The former Assistant Minister of Social Services has been handed the reins to report on the government’s review on the Interactive Gambling Act (IGA). This after he was promoted from the Assistant Minister position to that of Minister of Human Services. According to the Human Services, the online gaming legislation is outdated and is under review of Barry O’Farrell after which the state is expected to make a response.
It looks like the out-come of the review may see the off shore and on land based gambling firms fall under the same tax laws. Under the current laws, the off shore firms are not getting taxed as much as the Aussie-based firmed.
Under the Spotlight: the Interactive Gambling Act
Alan Tudge indicated that he was “honoured to be recruited to the Prime Minister’s team as the Minister for Human Services.” Prior to his appointment he was quoted saying controversial “in-play” betting will not make any difference to potential match-fixing in the sport if it were legalised. Therefore, this is seen by many is a go-ahead to for in-play betting in Australia. In-play bets allow players to bet on matches while they are still in progress.
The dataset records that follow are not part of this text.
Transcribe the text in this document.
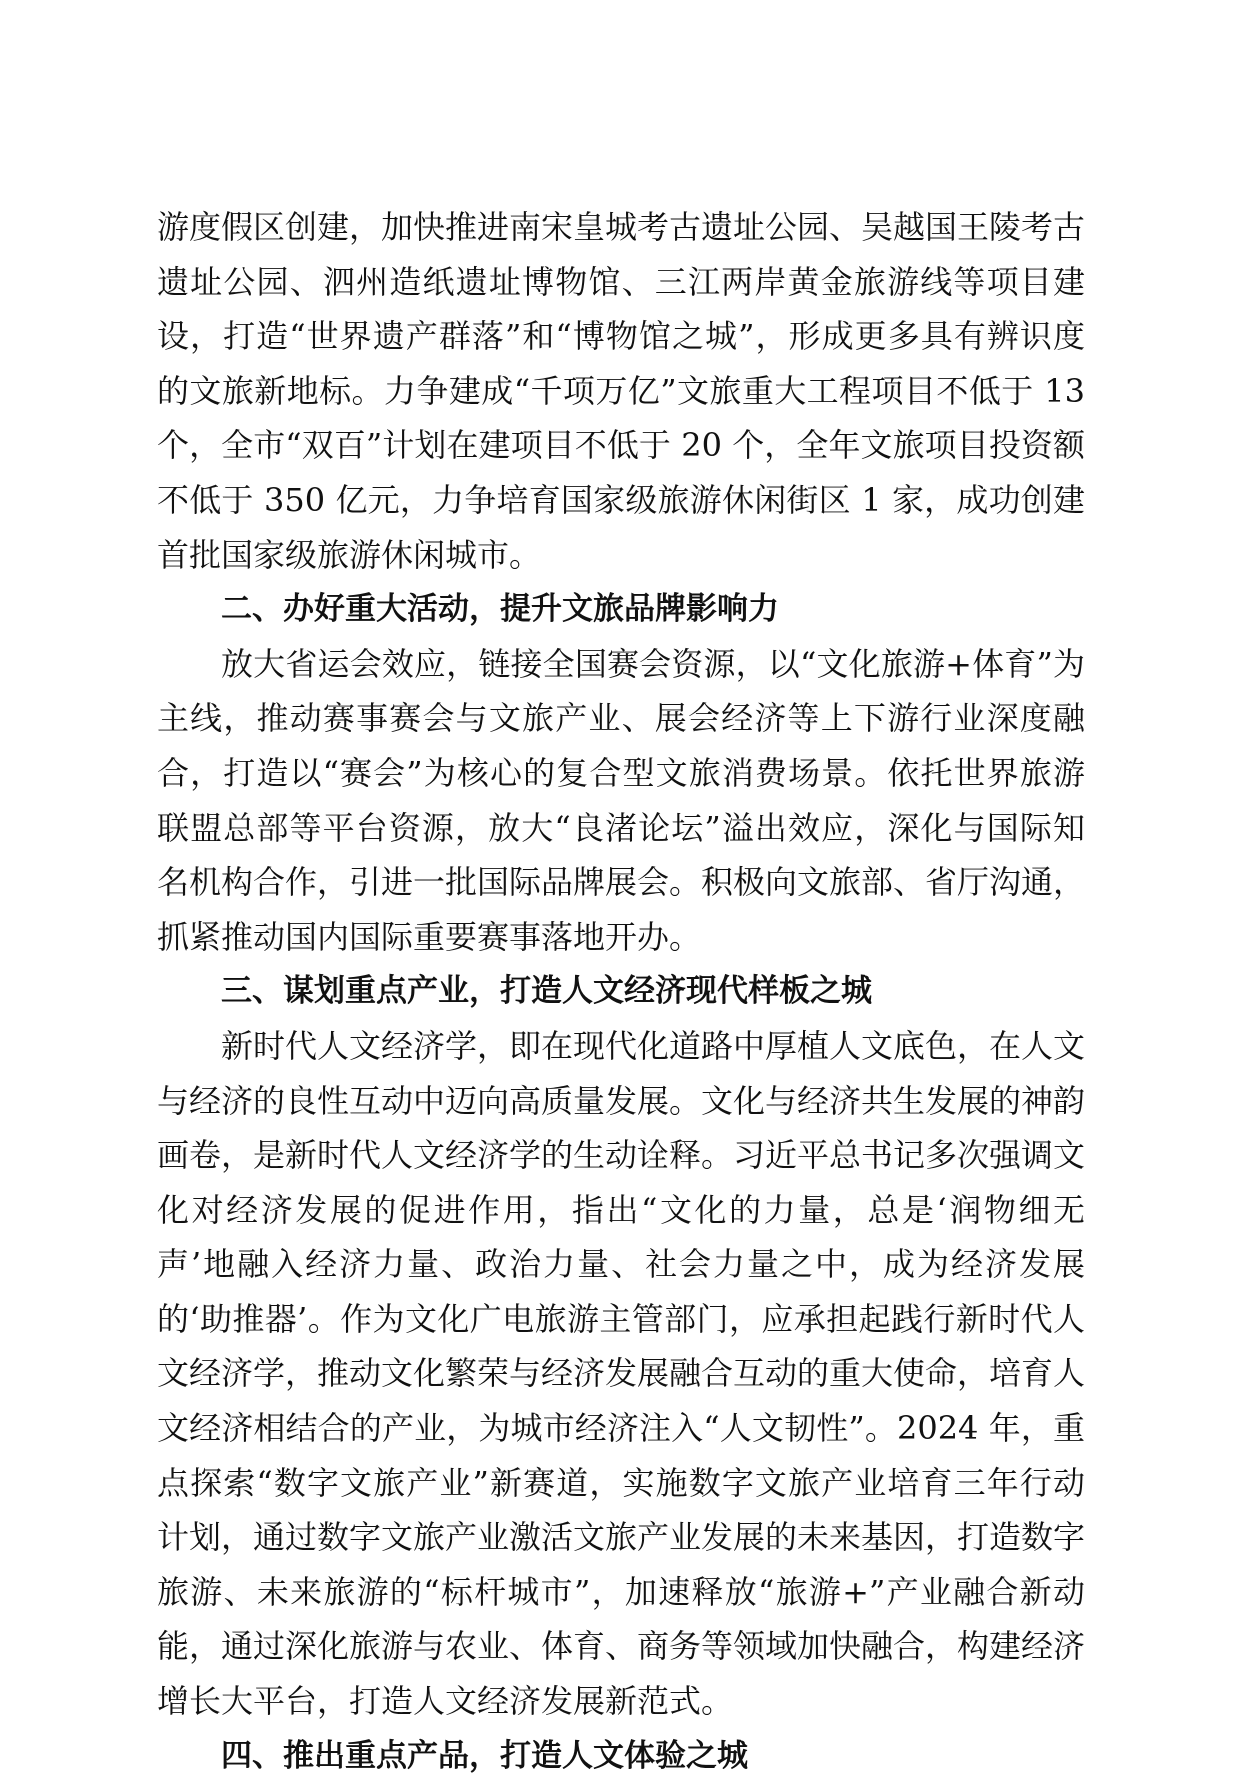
游度假区创建，加快推进南宋皇城考古遗址公园、吴越国王陵考古遗址公园、泗州造纸遗址博物馆、三江两岸黄金旅游线等项目建设，打造“世界遗产群落”和“博物馆之城”，形成更多具有辨识度的文旅新地标。力争建成“千项万亿”文旅重大工程项目不低于 13 个，全市“双百”计划在建项目不低于 20 个，全年文旅项目投资额不低于 350 亿元，力争培育国家级旅游休闲街区 1 家，成功创建首批国家级旅游休闲城市。

二、办好重大活动，提升文旅品牌影响力

放大省运会效应，链接全国赛会资源，以“文化旅游+体育”为主线，推动赛事赛会与文旅产业、展会经济等上下游行业深度融合，打造以“赛会”为核心的复合型文旅消费场景。依托世界旅游联盟总部等平台资源，放大“良渚论坛”溢出效应，深化与国际知名机构合作，引进一批国际品牌展会。积极向文旅部、省厅沟通，抓紧推动国内国际重要赛事落地开办。

三、谋划重点产业，打造人文经济现代样板之城

新时代人文经济学，即在现代化道路中厚植人文底色，在人文与经济的良性互动中迈向高质量发展。文化与经济共生发展的神韵画卷，是新时代人文经济学的生动诠释。习近平总书记多次强调文化对经济发展的促进作用，指出“文化的力量，总是‘润物细无声’地融入经济力量、政治力量、社会力量之中，成为经济发展的‘助推器’。作为文化广电旅游主管部门，应承担起践行新时代人文经济学，推动文化繁荣与经济发展融合互动的重大使命，培育人文经济相结合的产业，为城市经济注入“人文韧性”。2024 年，重点探索“数字文旅产业”新赛道，实施数字文旅产业培育三年行动计划，通过数字文旅产业激活文旅产业发展的未来基因，打造数字旅游、未来旅游的“标杆城市”，加速释放“旅游+”产业融合新动能，通过深化旅游与农业、体育、商务等领域加快融合，构建经济增长大平台，打造人文经济发展新范式。

四、推出重点产品，打造人文体验之城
The current legislative rules of the IGA allows for the bets to be placed over the phone but, the betting firms argue that technology has advanced way beyond that. The few advanced sites are already having their players place their bets and wagers using mobile phones.
The federal police have launched a few investigations on such moves by the offshore site, no charges have been laid as yet. The lack of charges from the police is because the government has not fully outlawed the in-play. The current impression is that as soon as the government announces its review on the in-play, the police will know which direction to take.